He responded to a few on the show Tuesday:
Thelma from Ohio writes: I AM 52 YEARS OLD .. HAVE $32,000.00 IN DEBT .. A $41,206.00 MORTGAGE BALANCE .. $300.00 IN A SAVINGS ACCOUNT .. AND ABOUT $5,000.00 IN A RETIREMENT ACCOUNT. I THOUGHT AFTER THE FIRST OF THE YEAR, I WOULD BE IN POSITION TO START CONTRIBUTING TO A RETIREMENT FUND, BUT I JUST CAN'T SEEM TO FIND THE EXTRA MONEY.
Thelma may be in some financial trouble, but it's never too late to begin, and you're never too old to quit. Sure, she's only got $300 in savings and A LOT of debt. But the way you start saving is to get rid of the debt. Once you don't have to make payments, you can start to save. And you have to make saving an emotional priority. If you had a child or a loved one who was seriously ill and you needed to somehow save $10,000 for their medical bills, believe me, you'd find a way. Make savings a big time, emotional, character-based priority. It's a decision. And a decision you have to make in order to get back on track. Also, beware of the debt snowball. You want to pay off the smallest debt first to create the greatest momentum in your debt snowball. When you start knocking off the easier debts, you'lll start to see results and you'll start to win in debt reduction. So attack those small debts, build up some momentum, and go after the largest ones.
Focus on one step at a time. Get yourself $1,000 cash in the bank. That's the first step. Then work off the debt. That will lead to higher savings. Bottom line: Make a decision and stick to it and tackle it completely. Don't try to do six things at once.
Dave has a question about his son's college loans. He writes: MY SON GRADUATED FROM COLLEGE A YEAR AGO. HIS PRIVATE LOANS TOTAL OVER $100,000, AND HE CAN'T GET THEM CONSOLIDATED. MY WIFE AND I HAVE CO-SIGNED FOR HIM ON SOME. WE CAN'T FIND ANYONE WHO WILL CONSOLIDATE THE LOANS IN HIS NAME ONLY. WE WILL STILL HELP HIM, BUT WE WANT THEM IN HIS NAME. ANY ADVICE?
The real problem here is that this kid has $100,000 in private loans. Private loans are hard to consolidate; sometimes you can pull it off, but it's often very difficult. And besides, that doesn't change the fact that this guy is now $100,000 in debt and his parents are co-signers. My first piece of advice is not to get into this kind of situation to begin with!! So, caution to parents thinking about co-signing on their child's loans: Don't do it!
Also, parents should never co-sign for someone going $100,000 in debt. What would you do if you had $100,000 in credit card debt? Would you want that hanging over your head?
Unfortunately, everyone involved is going to have to take extra jobs and live on a diet of beans and rice to bring in some extra cash and get those loan debts under control. Consolidation is not the answer. It won't make the debt go away.

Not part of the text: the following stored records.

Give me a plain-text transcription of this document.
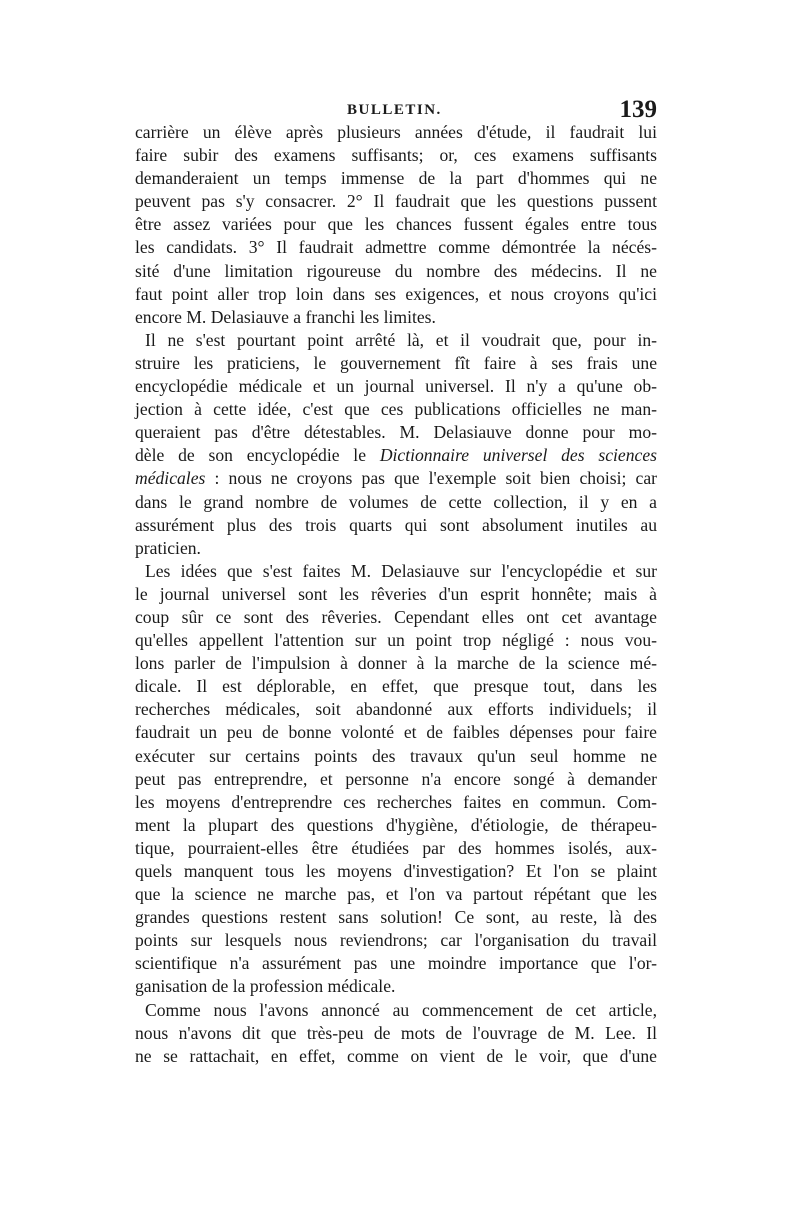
BULLETIN.	139
carrière un élève après plusieurs années d'étude, il faudrait lui
faire subir des examens suffisants; or, ces examens suffisants
demanderaient un temps immense de la part d'hommes qui ne
peuvent pas s'y consacrer. 2° Il faudrait que les questions pussent
être assez variées pour que les chances fussent égales entre tous
les candidats. 3° Il faudrait admettre comme démontrée la nécés-
sité d'une limitation rigoureuse du nombre des médecins. Il ne
faut point aller trop loin dans ses exigences, et nous croyons qu'ici
encore M. Delasiauve a franchi les limites.
Il ne s'est pourtant point arrêté là, et il voudrait que, pour in-
struire les praticiens, le gouvernement fît faire à ses frais une
encyclopédie médicale et un journal universel. Il n'y a qu'une ob-
jection à cette idée, c'est que ces publications officielles ne man-
queraient pas d'être détestables. M. Delasiauve donne pour mo-
dèle de son encyclopédie le Dictionnaire universel des sciences
médicales : nous ne croyons pas que l'exemple soit bien choisi; car
dans le grand nombre de volumes de cette collection, il y en a
assurément plus des trois quarts qui sont absolument inutiles au
praticien.
Les idées que s'est faites M. Delasiauve sur l'encyclopédie et sur
le journal universel sont les rêveries d'un esprit honnête; mais à
coup sûr ce sont des rêveries. Cependant elles ont cet avantage
qu'elles appellent l'attention sur un point trop négligé : nous vou-
lons parler de l'impulsion à donner à la marche de la science mé-
dicale. Il est déplorable, en effet, que presque tout, dans les
recherches médicales, soit abandonné aux efforts individuels; il
faudrait un peu de bonne volonté et de faibles dépenses pour faire
exécuter sur certains points des travaux qu'un seul homme ne
peut pas entreprendre, et personne n'a encore songé à demander
les moyens d'entreprendre ces recherches faites en commun. Com-
ment la plupart des questions d'hygiène, d'étiologie, de thérapeu-
tique, pourraient-elles être étudiées par des hommes isolés, aux-
quels manquent tous les moyens d'investigation? Et l'on se plaint
que la science ne marche pas, et l'on va partout répétant que les
grandes questions restent sans solution! Ce sont, au reste, là des
points sur lesquels nous reviendrons; car l'organisation du travail
scientifique n'a assurément pas une moindre importance que l'or-
ganisation de la profession médicale.
Comme nous l'avons annoncé au commencement de cet article,
nous n'avons dit que très-peu de mots de l'ouvrage de M. Lee. Il
ne se rattachait, en effet, comme on vient de le voir, que d'une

Robin is seeking some help with her budget: I AM LOOKING FOR A FORM OR A WAY TO KEEP TRACK OF WHAT IS DUE EVERY MONTH. I NEED TO VISUALLY SEE IT. DO YOU HAVE A FORM THAT I COULD USE? PLEASE HELP!

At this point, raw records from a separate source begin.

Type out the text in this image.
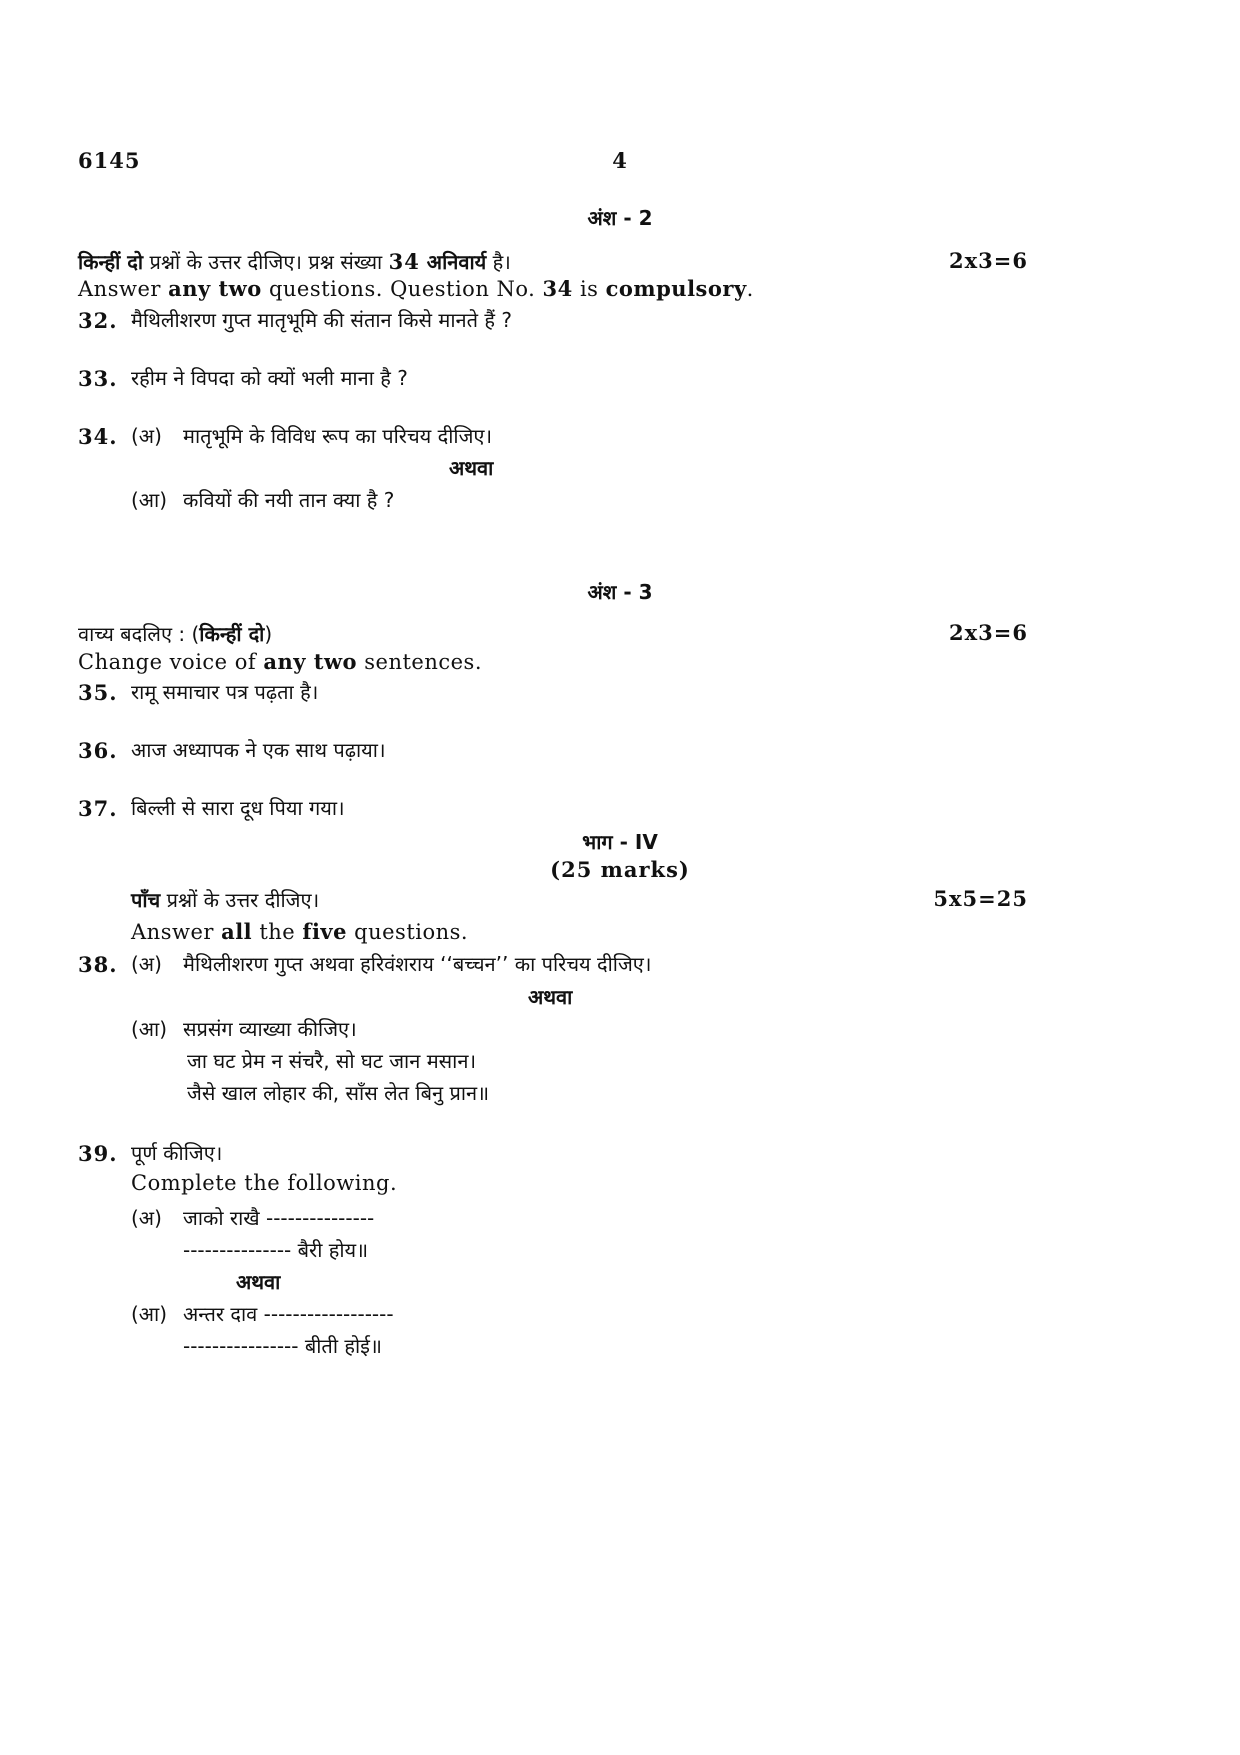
6145	4
अंश - 2
किन्हीं दो प्रश्नों के उत्तर दीजिए। प्रश्न संख्या 34 अनिवार्य है।	2x3=6
Answer any two questions. Question No. 34 is compulsory.
32. मैथिलीशरण गुप्त मातृभूमि की संतान किसे मानते हैं ?
33. रहीम ने विपदा को क्यों भली माना है ?
34. (अ) मातृभूमि के विविध रूप का परिचय दीजिए।
अथवा
(आ) कवियों की नयी तान क्या है ?
अंश - 3
वाच्य बदलिए : (किन्हीं दो)	2x3=6
Change voice of any two sentences.
35. रामू समाचार पत्र पढ़ता है।
36. आज अध्यापक ने एक साथ पढ़ाया।
37. बिल्ली से सारा दूध पिया गया।
भाग - IV
(25 marks)
पाँच प्रश्नों के उत्तर दीजिए।	5x5=25
Answer all the five questions.
38. (अ) मैथिलीशरण गुप्त अथवा हरिवंशराय ‘‘बच्चन’’ का परिचय दीजिए।
अथवा
(आ) सप्रसंग व्याख्या कीजिए।
जा घट प्रेम न संचरै, सो घट जान मसान।
जैसे खाल लोहार की, साँस लेत बिनु प्रान॥
39. पूर्ण कीजिए।
Complete the following.
(अ) जाको राखै ---------------
--------------- बैरी होय॥
अथवा
(आ) अन्तर दाव ------------------
---------------- बीती होई॥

The most important thing to remember when trying to figure out a monthly budget is that every dollar has a name on paper on purpose. Spend all your money before the month begins. Forms certainly can be helpful. And you can get them a variety of ways. There are a bunch of software programs designed to help you with your budget (Quicken, Excel, etc). And my Web site has some forms that are very helpful and available to you free of charge.
Ruby is asking about reverse mortgages. She writes: I AM A SENIOR CITIZEN AND HAVE MY HOME HALF PAID FOR, BUT MONEY IS VERY TIGHT. I HAVE BEEN LOOKING INTO A REVERSE MORTGAGE AND MY CHILDREN THINK I SHOULD DO IT, BUT I AM NOT SO SURE. WHAT IS YOUR OPINION OF THESE?

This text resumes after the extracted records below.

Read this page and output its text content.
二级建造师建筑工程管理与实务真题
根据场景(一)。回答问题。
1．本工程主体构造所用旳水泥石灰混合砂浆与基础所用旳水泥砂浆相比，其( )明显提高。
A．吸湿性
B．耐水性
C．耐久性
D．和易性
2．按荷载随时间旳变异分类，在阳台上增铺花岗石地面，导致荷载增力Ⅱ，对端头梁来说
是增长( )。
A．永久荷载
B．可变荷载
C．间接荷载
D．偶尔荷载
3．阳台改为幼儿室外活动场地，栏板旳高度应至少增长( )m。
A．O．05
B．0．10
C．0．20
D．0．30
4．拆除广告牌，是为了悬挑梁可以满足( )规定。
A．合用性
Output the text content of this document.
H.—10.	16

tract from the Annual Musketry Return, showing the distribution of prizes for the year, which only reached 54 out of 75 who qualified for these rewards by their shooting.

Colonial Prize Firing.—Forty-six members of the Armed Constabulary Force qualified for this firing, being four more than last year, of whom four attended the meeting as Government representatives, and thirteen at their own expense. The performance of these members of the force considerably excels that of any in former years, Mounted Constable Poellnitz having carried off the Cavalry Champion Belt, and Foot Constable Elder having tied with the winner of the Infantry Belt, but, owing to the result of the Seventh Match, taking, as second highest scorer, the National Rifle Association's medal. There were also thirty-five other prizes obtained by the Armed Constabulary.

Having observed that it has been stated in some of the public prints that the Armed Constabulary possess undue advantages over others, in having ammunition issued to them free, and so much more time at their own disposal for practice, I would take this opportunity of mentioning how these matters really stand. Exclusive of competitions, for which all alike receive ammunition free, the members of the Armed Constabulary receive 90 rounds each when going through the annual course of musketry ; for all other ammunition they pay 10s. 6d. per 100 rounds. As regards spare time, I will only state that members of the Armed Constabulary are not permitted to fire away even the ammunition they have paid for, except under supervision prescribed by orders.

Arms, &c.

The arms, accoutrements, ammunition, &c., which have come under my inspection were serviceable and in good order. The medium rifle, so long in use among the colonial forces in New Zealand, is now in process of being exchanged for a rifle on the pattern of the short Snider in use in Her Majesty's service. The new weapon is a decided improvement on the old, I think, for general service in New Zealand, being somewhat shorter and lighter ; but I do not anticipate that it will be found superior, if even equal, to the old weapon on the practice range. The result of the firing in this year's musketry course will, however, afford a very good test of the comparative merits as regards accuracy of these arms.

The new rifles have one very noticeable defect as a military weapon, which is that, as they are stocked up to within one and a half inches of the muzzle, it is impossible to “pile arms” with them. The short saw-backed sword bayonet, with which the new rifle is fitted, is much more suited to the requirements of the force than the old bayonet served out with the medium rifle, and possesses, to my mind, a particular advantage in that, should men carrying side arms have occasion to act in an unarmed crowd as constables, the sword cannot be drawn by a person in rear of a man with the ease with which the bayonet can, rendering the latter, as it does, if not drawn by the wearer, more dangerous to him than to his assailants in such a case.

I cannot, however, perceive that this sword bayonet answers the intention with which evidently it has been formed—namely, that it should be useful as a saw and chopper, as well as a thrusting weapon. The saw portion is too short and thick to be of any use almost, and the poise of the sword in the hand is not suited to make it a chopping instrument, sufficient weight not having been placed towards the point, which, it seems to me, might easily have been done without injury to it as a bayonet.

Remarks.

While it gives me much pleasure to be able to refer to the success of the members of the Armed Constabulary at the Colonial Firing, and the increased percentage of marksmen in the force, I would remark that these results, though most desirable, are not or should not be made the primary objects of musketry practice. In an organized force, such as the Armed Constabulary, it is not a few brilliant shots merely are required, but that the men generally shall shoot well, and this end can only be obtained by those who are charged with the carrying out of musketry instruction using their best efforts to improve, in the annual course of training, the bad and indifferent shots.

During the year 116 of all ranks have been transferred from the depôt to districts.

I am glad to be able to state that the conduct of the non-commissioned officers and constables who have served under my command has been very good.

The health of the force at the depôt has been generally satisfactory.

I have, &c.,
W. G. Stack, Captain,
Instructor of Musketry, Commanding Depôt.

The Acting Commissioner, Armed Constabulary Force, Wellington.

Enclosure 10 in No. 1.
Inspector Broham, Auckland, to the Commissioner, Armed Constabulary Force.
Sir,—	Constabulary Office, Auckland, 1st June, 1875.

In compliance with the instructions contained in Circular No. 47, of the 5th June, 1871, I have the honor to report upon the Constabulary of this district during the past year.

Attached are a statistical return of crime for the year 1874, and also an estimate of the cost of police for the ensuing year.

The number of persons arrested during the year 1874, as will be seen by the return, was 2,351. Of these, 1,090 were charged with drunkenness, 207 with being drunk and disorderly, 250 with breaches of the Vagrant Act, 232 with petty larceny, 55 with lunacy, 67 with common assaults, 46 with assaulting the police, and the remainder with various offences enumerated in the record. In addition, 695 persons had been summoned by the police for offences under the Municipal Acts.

This a sad situation here for Ruby. Her funds are limited and she can't pay for the house she wants to leave for her children. But I strongly advise against a reverse mortgage, because you won't be leaving your kids a house, you'll essentially be leaving them a mortgage.
Reverse mortgages have the highest interest rates. They are also often fraudulent, and brokers will prey on older folks to get to their money. All in all, a bad idea.
My advice to Ruby, and she might not want to hear this, but it sounds like the best option here, would be to sell the house so Mom has some money to get her through her golden years. A reverse mortgage creates an illusion that you can have your cake and eat it too, but that's really not the case.